Some examples: It can create a series of images with consistent characters, like in a storyboard. It’s probably the best I’ve seen so far when it comes to generating images with clear wording, though you might have to give it a few tries since my early testing shows its still not a solved problem. It can combine and restyle images, like if you give it two pictures of people it can combine and style them into a movie poster.

It can even create new custom fonts that have never existed before. It can simulate what it would look like to put your logo on a piece of swag.

And as for the audio, we’re talking the usual use cases like transcribing things, but also producing new audio like sound effects, not just voices.

Interestingly enough, as impressive as this model is, there is another reaction to today’s announcement that is actually negative.

The reasoning is this: if this is supposed to be your new leading model, then the improvement in GPT-4o’s reasoning capabilities suggests that we’re starting to hit a plateau.

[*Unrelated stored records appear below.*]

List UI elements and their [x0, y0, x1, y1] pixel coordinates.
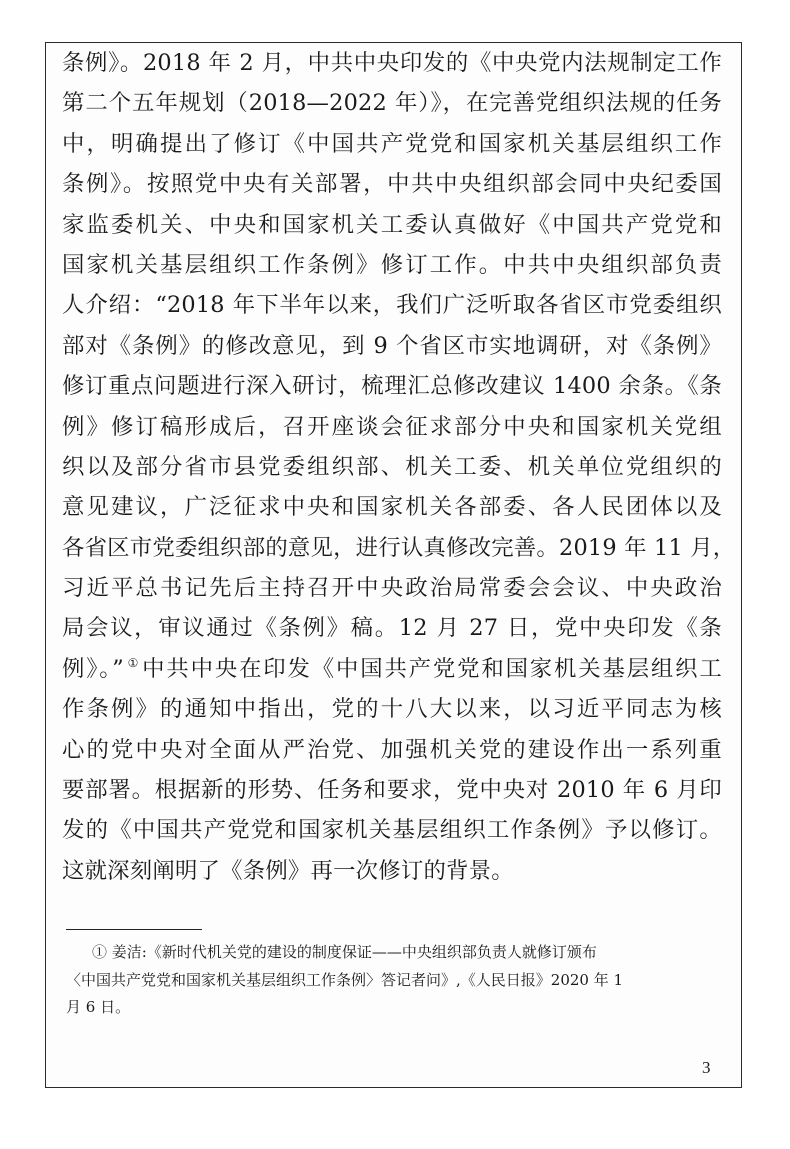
text-line-with-footnote-ref [62, 649, 722, 689]
text-line-last: 这就深刻阐明了《条例》再一次修订的背景。 [62, 857, 514, 884]
text-line: 条例》。2018 年 2 月，中共中央印发的《中央党内法规制定工作 [62, 50, 722, 76]
body-text [62, 43, 736, 891]
text-line: 条例》。按照党中央有关部署，中共中央组织部会同中央纪委国 [62, 171, 722, 198]
footnote-divider [66, 929, 202, 930]
text-fragment: 中共中央在印发《中国共产党党和国家机关基层组织工 [142, 655, 722, 682]
text-line: 各省区市党委组织部的意见，进行认真修改完善。2019 年 11 月， [62, 534, 736, 561]
footnote-line: 〈中国共产党党和国家机关基层组织工作条例〉答记者问》,《人民日报》2020 年 1 [66, 970, 624, 989]
page-number: 3 [702, 1058, 711, 1077]
text-line: 修订重点问题进行深入研讨，梳理汇总修改建议 1400 余条。《条 [62, 373, 722, 400]
footnote [66, 939, 720, 1022]
text-line: 人介绍：“2018 年下半年以来，我们广泛听取各省区市党委组织 [62, 292, 722, 319]
text-line: 局会议，审议通过《条例》稿。12 月 27 日，党中央印发《条 [62, 615, 722, 642]
text-line: 习近平总书记先后主持召开中央政治局常委会会议、中央政治 [62, 575, 722, 602]
text-line: 织以及部分省市县党委组织部、机关工委、机关单位党组织的 [62, 453, 722, 480]
footnote-reference-mark[interactable]: ① [125, 656, 141, 671]
text-line: 国家机关基层组织工作条例》修订工作。中共中央组织部负责 [62, 251, 722, 278]
text-fragment: 例》。” [62, 655, 124, 682]
text-line: 部对《条例》的修改意见，到 9 个省区市实地调研，对《条例》 [62, 332, 722, 359]
text-line: 家监委机关、中央和国家机关工委认真做好《中国共产党党和 [62, 211, 722, 238]
text-line: 中，明确提出了修订《中国共产党党和国家机关基层组织工作 [62, 130, 722, 157]
text-line: 例》修订稿形成后，召开座谈会征求部分中央和国家机关党组 [62, 413, 722, 440]
footnote-line: 月 6 日。 [66, 998, 131, 1016]
text-line: 作条例》的通知中指出，党的十八大以来，以习近平同志为核 [62, 696, 722, 723]
text-line: 心的党中央对全面从严治党、加强机关党的建设作出一系列重 [62, 736, 722, 763]
text-line: 发的《中国共产党党和国家机关基层组织工作条例》予以修订。 [62, 817, 722, 844]
footnote-line: ① 姜洁:《新时代机关党的建设的制度保证——中央组织部负责人就修订颁布 [92, 943, 597, 961]
text-line: 意见建议，广泛征求中央和国家机关各部委、各人民团体以及 [62, 494, 722, 521]
text-line: 第二个五年规划（2018—2022 年）》，在完善党组织法规的任务 [62, 90, 722, 117]
text-line: 要部署。根据新的形势、任务和要求，党中央对 2010 年 6 月印 [62, 777, 722, 804]
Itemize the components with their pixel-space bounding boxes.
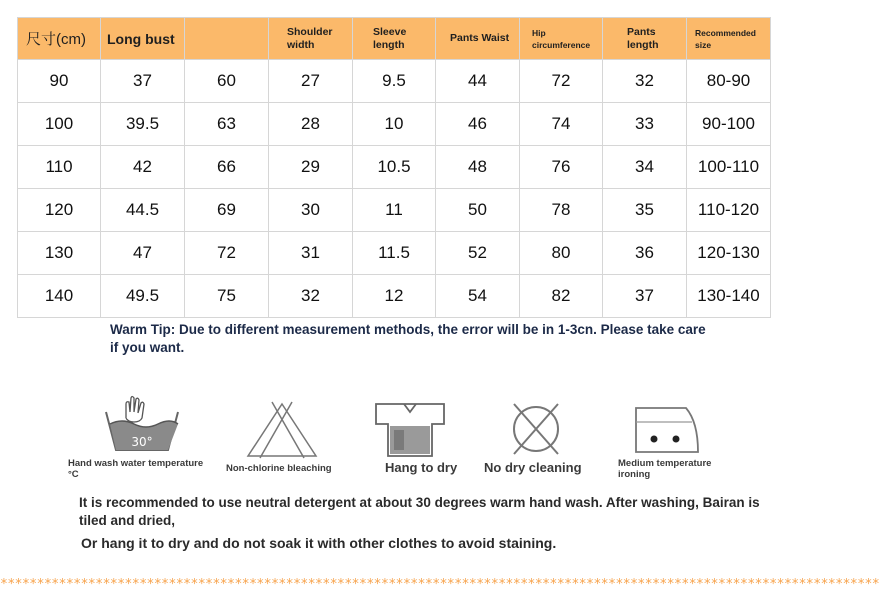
table-cell: 47 xyxy=(101,232,185,275)
table-cell: 49.5 xyxy=(101,275,185,318)
table-cell: 90 xyxy=(18,60,101,103)
header-sleeve-length xyxy=(353,18,436,60)
wash-temp-text: 30° xyxy=(131,435,153,449)
table-cell: 37 xyxy=(101,60,185,103)
table-cell: 100 xyxy=(18,103,101,146)
table-cell: 9.5 xyxy=(353,60,436,103)
warm-tip-text: Warm Tip: Due to different measurement methods, the error will be in 1-3cn. Please take care if you want. xyxy=(110,322,706,355)
table-cell: 80 xyxy=(520,232,603,275)
care-instructions-line1: It is recommended to use neutral detergent at about 30 degrees warm hand wash. After washing, Bairan is tiled and dried, xyxy=(79,495,760,528)
header-pants-length-text: Pants length xyxy=(627,25,659,51)
table-cell: 120 xyxy=(18,189,101,232)
ironing-symbol xyxy=(618,404,738,484)
table-cell: 130 xyxy=(18,232,101,275)
no-dry-clean-symbol xyxy=(484,400,604,480)
table-cell: 110-120 xyxy=(687,189,771,232)
crossed-circle-icon xyxy=(506,400,566,458)
table-row xyxy=(18,189,771,232)
table-cell: 60 xyxy=(185,60,269,103)
table-cell: 29 xyxy=(269,146,353,189)
table-cell: 66 xyxy=(185,146,269,189)
care-instructions-line2: Or hang it to dry and do not soak it with other clothes to avoid staining. xyxy=(81,535,557,551)
table-cell: 90-100 xyxy=(687,103,771,146)
header-blank xyxy=(185,18,269,60)
table-cell: 110 xyxy=(18,146,101,189)
header-shoulder-width xyxy=(269,18,353,60)
header-recommended-size-text: Recommended size xyxy=(695,27,756,50)
table-cell: 35 xyxy=(603,189,687,232)
table-cell: 54 xyxy=(436,275,520,318)
table-cell: 52 xyxy=(436,232,520,275)
table-cell: 31 xyxy=(269,232,353,275)
table-cell: 32 xyxy=(603,60,687,103)
table-cell: 46 xyxy=(436,103,520,146)
table-cell: 100-110 xyxy=(687,146,771,189)
table-cell: 32 xyxy=(269,275,353,318)
table-cell: 10 xyxy=(353,103,436,146)
table-cell: 120-130 xyxy=(687,232,771,275)
table-cell: 28 xyxy=(269,103,353,146)
table-body xyxy=(18,60,771,318)
table-cell: 72 xyxy=(185,232,269,275)
table-cell: 30 xyxy=(269,189,353,232)
header-size: 尺寸(cm) xyxy=(18,18,101,60)
table-row xyxy=(18,275,771,318)
size-chart-table xyxy=(17,17,771,318)
table-cell: 34 xyxy=(603,146,687,189)
header-long-bust: Long bust xyxy=(101,18,185,60)
table-cell: 39.5 xyxy=(101,103,185,146)
hang-dry-label xyxy=(385,460,457,475)
table-row xyxy=(18,146,771,189)
table-cell: 74 xyxy=(520,103,603,146)
table-cell: 33 xyxy=(603,103,687,146)
header-hip-circumference xyxy=(520,18,603,60)
non-chlorine-label-text: Non-chlorine bleaching xyxy=(226,463,332,474)
table-row xyxy=(18,103,771,146)
table-cell: 82 xyxy=(520,275,603,318)
table-cell: 63 xyxy=(185,103,269,146)
table-cell: 80-90 xyxy=(687,60,771,103)
table-cell: 130-140 xyxy=(687,275,771,318)
header-pants-waist-text: Pants Waist xyxy=(450,32,510,44)
hanging-shirt-icon xyxy=(374,402,446,458)
hang-dry-symbol xyxy=(372,402,482,482)
header-pants-waist xyxy=(436,18,520,60)
table-cell: 69 xyxy=(185,189,269,232)
header-shoulder-width-text: Shoulder width xyxy=(287,25,333,51)
header-hip-circumference-text: Hip circumference xyxy=(532,27,591,50)
table-cell: 44.5 xyxy=(101,189,185,232)
non-chlorine-symbol xyxy=(226,400,346,480)
hand-wash-label xyxy=(68,458,213,480)
table-cell: 50 xyxy=(436,189,520,232)
table-cell: 48 xyxy=(436,146,520,189)
table-cell: 10.5 xyxy=(353,146,436,189)
table-cell: 75 xyxy=(185,275,269,318)
triangle-cross-icon xyxy=(242,400,322,460)
no-dry-clean-label xyxy=(484,460,582,475)
table-header-row xyxy=(18,18,771,60)
table-cell: 76 xyxy=(520,146,603,189)
table-cell: 27 xyxy=(269,60,353,103)
table-cell: 36 xyxy=(603,232,687,275)
table-row xyxy=(18,60,771,103)
table-cell: 78 xyxy=(520,189,603,232)
iron-icon xyxy=(632,404,702,456)
header-pants-length xyxy=(603,18,687,60)
ironing-label-text: Medium temperature ironing xyxy=(618,458,712,480)
hand-wash-symbol xyxy=(68,392,218,482)
table-cell: 12 xyxy=(353,275,436,318)
header-sleeve-length-text: Sleeve length xyxy=(373,25,407,51)
table-cell: 44 xyxy=(436,60,520,103)
non-chlorine-label xyxy=(226,463,332,474)
table-cell: 140 xyxy=(18,275,101,318)
no-dry-clean-label-text: No dry cleaning xyxy=(484,460,582,475)
hand-wash-icon xyxy=(102,392,182,452)
ironing-label xyxy=(618,458,728,480)
table-cell: 11 xyxy=(353,189,436,232)
table-cell: 37 xyxy=(603,275,687,318)
hang-dry-label-text: Hang to dry xyxy=(385,460,458,475)
table-cell: 11.5 xyxy=(353,232,436,275)
table-row xyxy=(18,232,771,275)
hand-wash-label-text: Hand wash water temperature °C xyxy=(68,458,204,480)
table-cell: 72 xyxy=(520,60,603,103)
table-cell: 42 xyxy=(101,146,185,189)
decorative-star-border: ************************************************************************************************************************ xyxy=(0,577,879,592)
header-recommended-size xyxy=(687,18,771,60)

Or put another way, if you had clear line of sight into building a truly better model that will blow us all away from an intelligence standpoint, you wouldn’t be spending your time making a model faster and cheaper, like you are with GPT-4o. This sort of release is an admission that GPT-4 intelligence is going to be roughly as good as it gets for a while, so now we’re focused on optimizing it and packaging it the right way.

I’m going to be very explicit about this. I completely disagree with this view. You can do both. This release was more about ChatGPT than it was about the model capabilities and how smart AI can get. It was also about PR.

Keep in mind that Google I/O is happening today, May 14th. They want to take as much oxygen out of the room as they can from Google. And Google, for what it’s worth, is planning on showcasing something quite similar. They had a preview video yesterday that showed someone pointing a camera at something, asking the AI about it and getting a response with an AI-generated voice.

Now, what Google launches will look completely unsurprising. There’s no wow factor anymore.

And OpenAI has been ready for a long time. GPT-4o was in beta as early as April of 2023. That’s over a year that they’ve had this in the wings and just waiting for the right moment to polish it up and release it.

Which brings me back to the start of this episode, the leakers that got the information of yesterday’s launch wrong.

They’re now claiming that OpenAI’s search engine, the thing that started this whole rumor mill about the launch event, just wasn’t ready, and they’re simply punting the launch. And some of these leaking accounts are saying that they wouldn’t be surprised if there was a follow-on launch next week.

I don’t know anymore. Maybe. Let’s just get through this week, let’s see what Google has in store for us at Google I/O and take this one day at a time, shall we?

This is Pete wrapping up The Neuron for May 14th. I’ll see you in a couple days.